2020年、わたしは経営大学院へ入学した。

社会人歴6年目、27歳春のことである。
本当はハタチの頃から、『オリンピックイヤーに、大好きな彼と結婚して寿退社する』なんてゆるゆるふわふわな夢を持っていた。

しかし実際はどうだろう、オリンピックは延期に、相も変わらずわたしは独身で、寿退社どころか経営大学院へ入学したのである。

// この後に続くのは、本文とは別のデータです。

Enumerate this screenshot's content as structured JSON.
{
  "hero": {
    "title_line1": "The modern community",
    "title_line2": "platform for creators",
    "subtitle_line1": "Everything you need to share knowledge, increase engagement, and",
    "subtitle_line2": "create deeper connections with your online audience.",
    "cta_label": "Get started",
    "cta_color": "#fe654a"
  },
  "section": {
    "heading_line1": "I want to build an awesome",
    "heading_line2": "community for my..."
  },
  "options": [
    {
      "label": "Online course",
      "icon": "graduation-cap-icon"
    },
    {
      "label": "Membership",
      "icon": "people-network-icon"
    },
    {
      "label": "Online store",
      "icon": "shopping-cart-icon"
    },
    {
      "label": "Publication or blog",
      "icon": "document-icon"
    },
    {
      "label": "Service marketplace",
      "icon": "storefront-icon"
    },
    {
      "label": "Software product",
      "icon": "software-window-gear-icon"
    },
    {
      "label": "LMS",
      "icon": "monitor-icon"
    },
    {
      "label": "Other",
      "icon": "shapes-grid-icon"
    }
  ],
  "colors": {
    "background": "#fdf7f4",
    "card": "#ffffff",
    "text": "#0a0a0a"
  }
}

自分のなかでなんとなくの節目だった2020年を終え、今、わたしは新たな夢を持っている。
それは『起業して、次世代の女の子たちをエンパワーメントすること』だ。

この変化は如何にして生じたか、ズバリ失恋がキッカケだった。

元々わたしは幼い頃から、自分は専業主婦になるものと思っていた。
母親に『女の子だからそんなに頑張る必要はないよ、楽しく生きればいいよ』と言われて育った影響が大きいと思う。
これはわたしにプレッシャーを与えないための発言だったと推測するが、良くも悪くもわたしの人格形成に多大なる影響を与えた。
良かったことは、超楽観的に育ったことである。
考えるよりもまず行動、何も臆せず新たなことに挑戦出来るようになった。

一方で、少し残念だったことは、自分の可能性を狭めてしまっていたことだ。
ただ結婚して幸せな家庭を築けばよいと思考を停止させ、社会に対して自分に何が出来るのか、自分は何をしたいのかを考えることを怠ってきたように思う。
高校受験も大学受験も、就職活動でさえも今思えばどこか他人事だった。

遠距離恋愛の末別れを告げられ、自分を幸せにする手段を考える

そんなわたしの考えを変えたのが、先述の失恋である。
当時わたしは全国転勤の営業職で、縁もゆかりもない大阪勤務。
ひとりぼっちになったわたしは、否が応でも今後の自分の人生を考えさせられた。

いったいこれからどうしたらよいっていうの…
3日間だけ途方に暮れた。

割り切りの早い性格である。
失恋から4日後には、今までずっと他力本願だったことを反省し、自分を幸せに出来るのは自分だけだと考え直すに至る。

幸せな家庭を築きながら楽しく働き続けたい、そしてその手段としての起業に辿り着く。
わたしにとっての起業は、幸せな家庭を築きながら楽しく働き続けるための手段だ。

生涯にわたり社会の第一線で活躍したいと思っている。
そのためには会社組織に依存せず、
自分の名前で稼げるようになる必要があるのではないか。
なぜなら、企業に勤めている以上、地理的時間的な制約が不可避だからである。
(実際に遠距離も影響してフラれている訳だし…!)

仮に、いつか誰かと結婚して旦那さんが転勤になったり子供が生まれたりしても、
転勤について行くことや、日中も自分で子供の面倒を見ることを選択出来るようになりたい。
自分一人であれば、どんな環境でも柔軟に働くことが出来るのではないかと考える。
(甘いかな?)

コントロールできないことに過度な期待をするのはやめよう

もっと早く自分の本来の気持ちに気付くことが出来ていたら、今いる環境も変わっていたかもしれない。
わたしはこの経験と反省を活かし、今後の人生では自分の気持ちに正直に、そしてよりパワフルに、キャリアを創造しようと決意した。
この背中を次世代の女の子たちに見せることでエンパワーメントを図りたい。
結果として、若い女の子の活力で日本社会を盛り上げることが出来たらどんなに素敵なことだろう。

2020年、世界史だけではなく、自分史のなかでも大きな変化が起きた。
コロナだって恋愛だって、わたしひとりでどうにかできる問題ではないのだ。
コントロールできないことに過度に期待したり、あらゆる原因をなすりつけたりするのはもうやめよう。

心持ちひとつで、見える景色がガラリと変わった。
これからの未来が楽しみである。